Dans les temps troublés actuels, marqués par toutes sortes de confrontations politiques ou sociales, le recours au compromis est présenté comme la voie de la raison. Trouver des consensus transcenderait les divisions au nom d’un bien commun. Or, la difficulté vient justement de ce que le contenu de ce bien commun n’est pas partagé, du fait de la rivalité des forces en présence… C’est alors que la recherche du compromis pour lui-même est élevée au rang de bien commun permettant de dépasser les oppositions et les dissensions.
L’exemple allemand est souvent invoqué chez nous pour établir que l’arrangement social et politique est possible, y compris sur de longues périodes. Il exigerait seulement une « culture » adaptée. Culture qui ferait défaut aux Français, dont l’esprit « gaulois » se plaît aux querelles et aux divisions. Ces lieux communs sommaires dispensent de comprendre le réel, c’est-à-dire les conditions matérielles qui rendent possible ou non la fameuse culture du compromis – c’est-à-dire les institutions, mais plus encore le rapport de force entre les camps qui s’opposent.
Les institutions rendent plus ou moins nécessaires les compromis selon qu’elles empêchent ou non de monopoliser les lieux de décision. Un système de gouvernance centralisé, qui concentre tous les pouvoirs dans les mains d’un parti majoritaire ou d’une seule partie prenante, ne favorise pas une culture du compromis. C’est le cas de la France.

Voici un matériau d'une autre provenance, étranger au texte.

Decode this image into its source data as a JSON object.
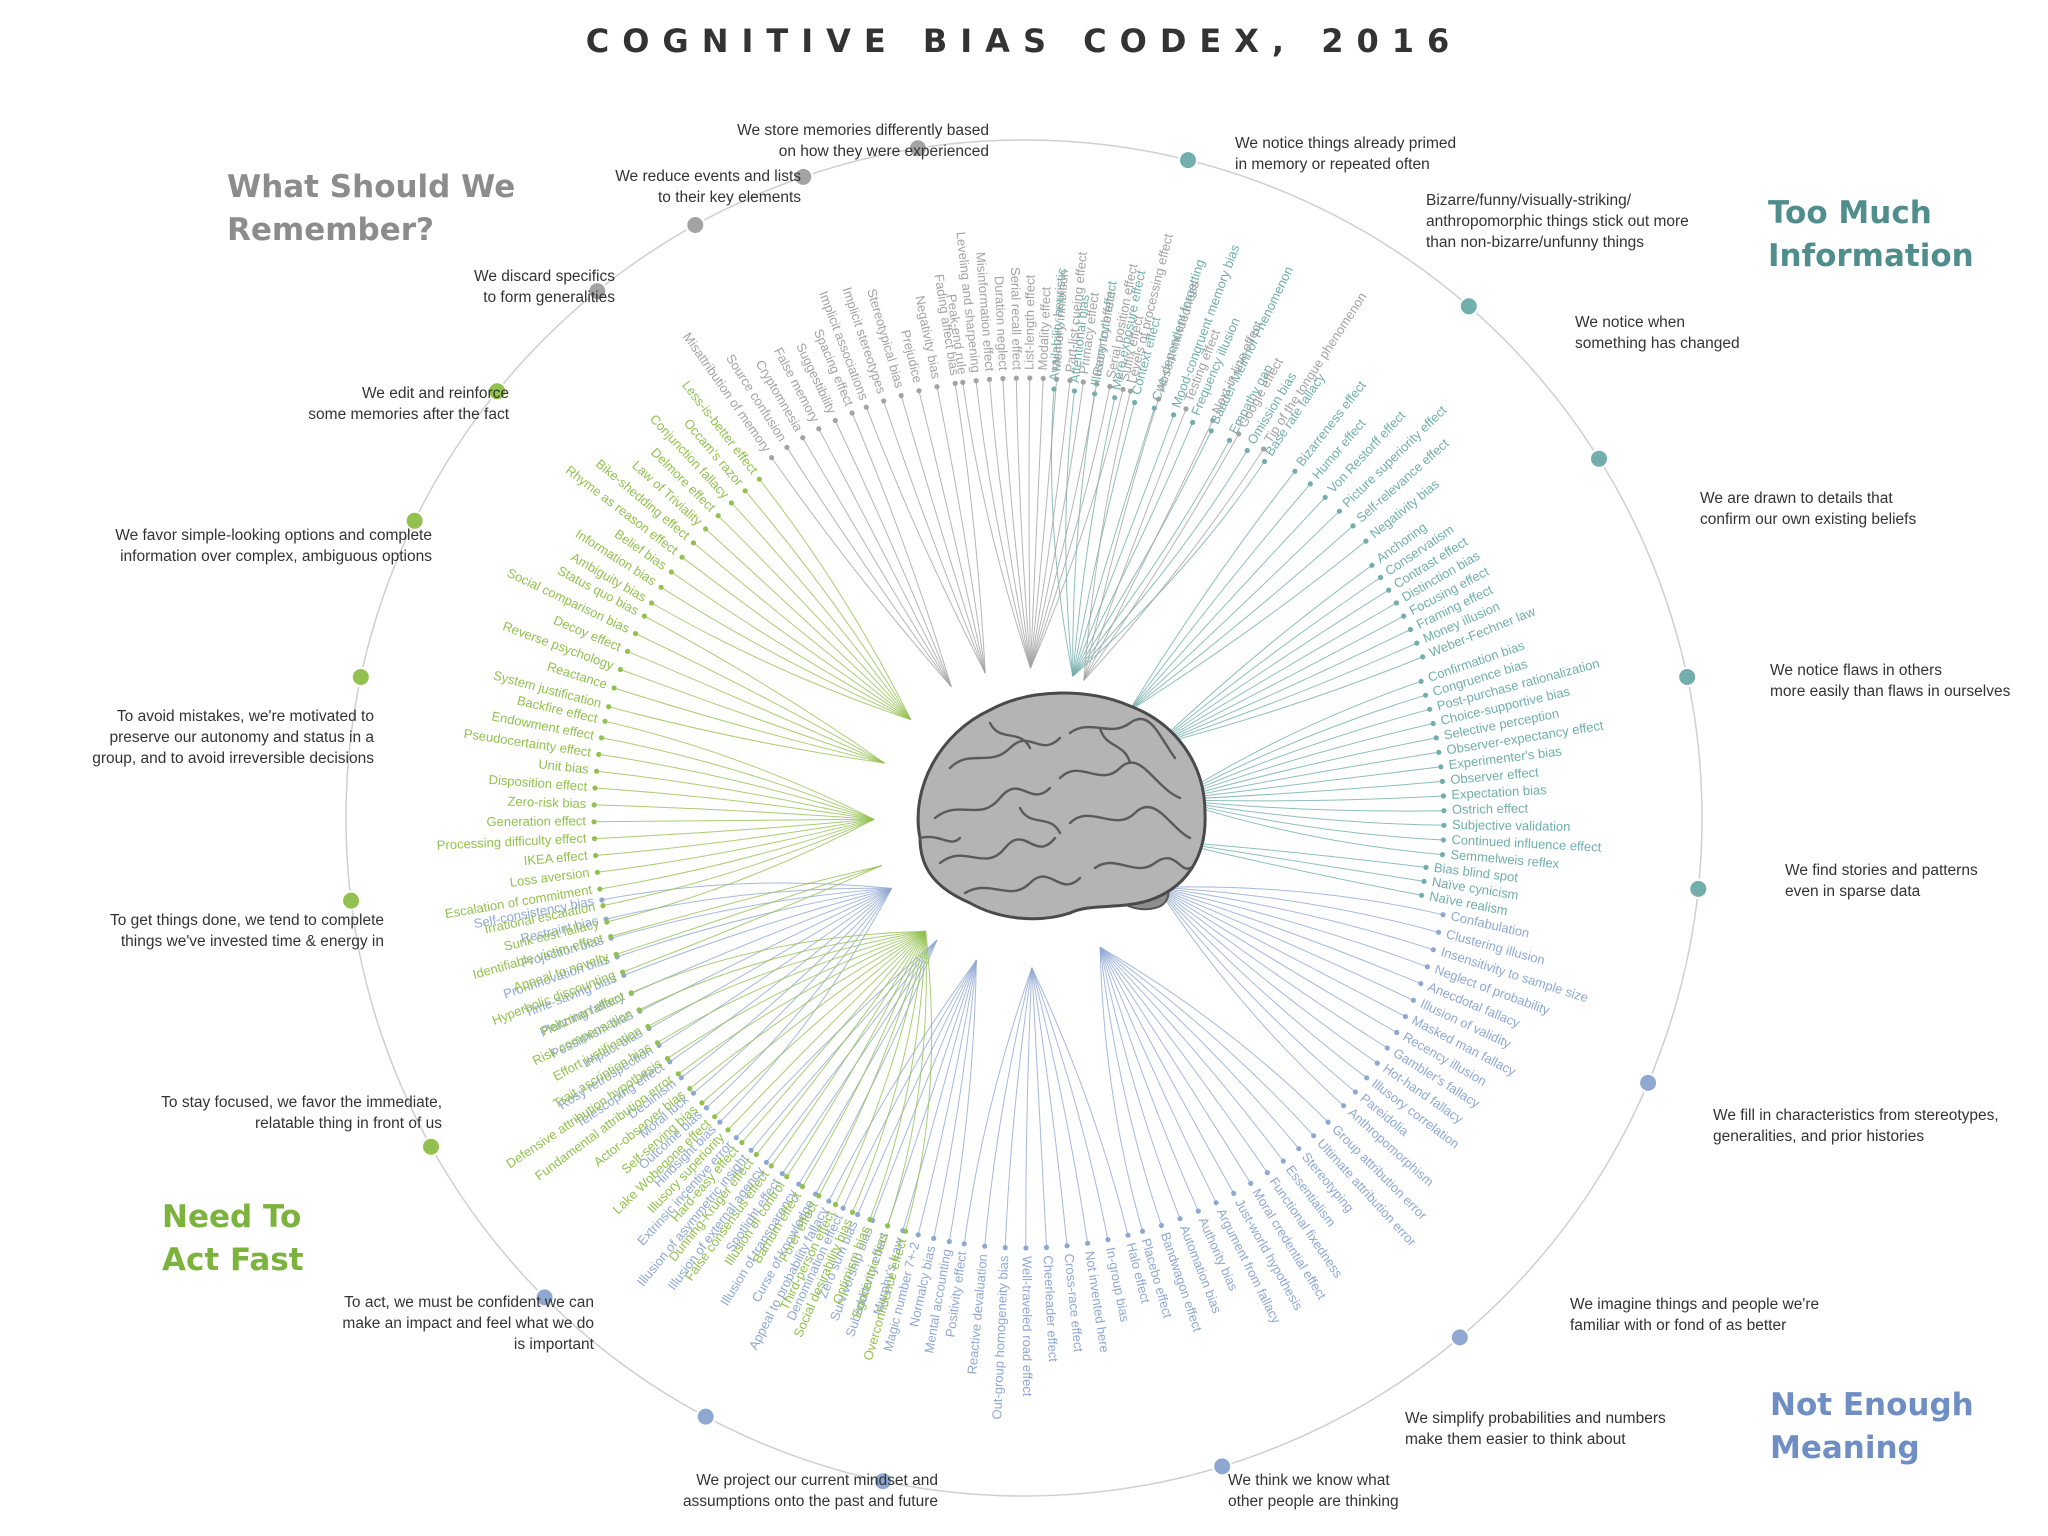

Logique de don et de contre-don
A l’inverse, un système qui décentralise le pouvoir et multiplie, de ce fait, les lieux où il peut s’exercer permet d’accepter plus facilement les accords locaux et pragmatiques qui ne remettent pas en cause l’identité globale des parties prenantes. Plus encore, certaines institutions peuvent contraindre les parties opposées à partager les décisions en imposant, par exemple, la parité entre actionnaires et salariés dans les conseils de surveillance ou dans les conseils d’atelier des entreprises. C’est le cas de l’Allemagne. Cela oblige à trouver des accords.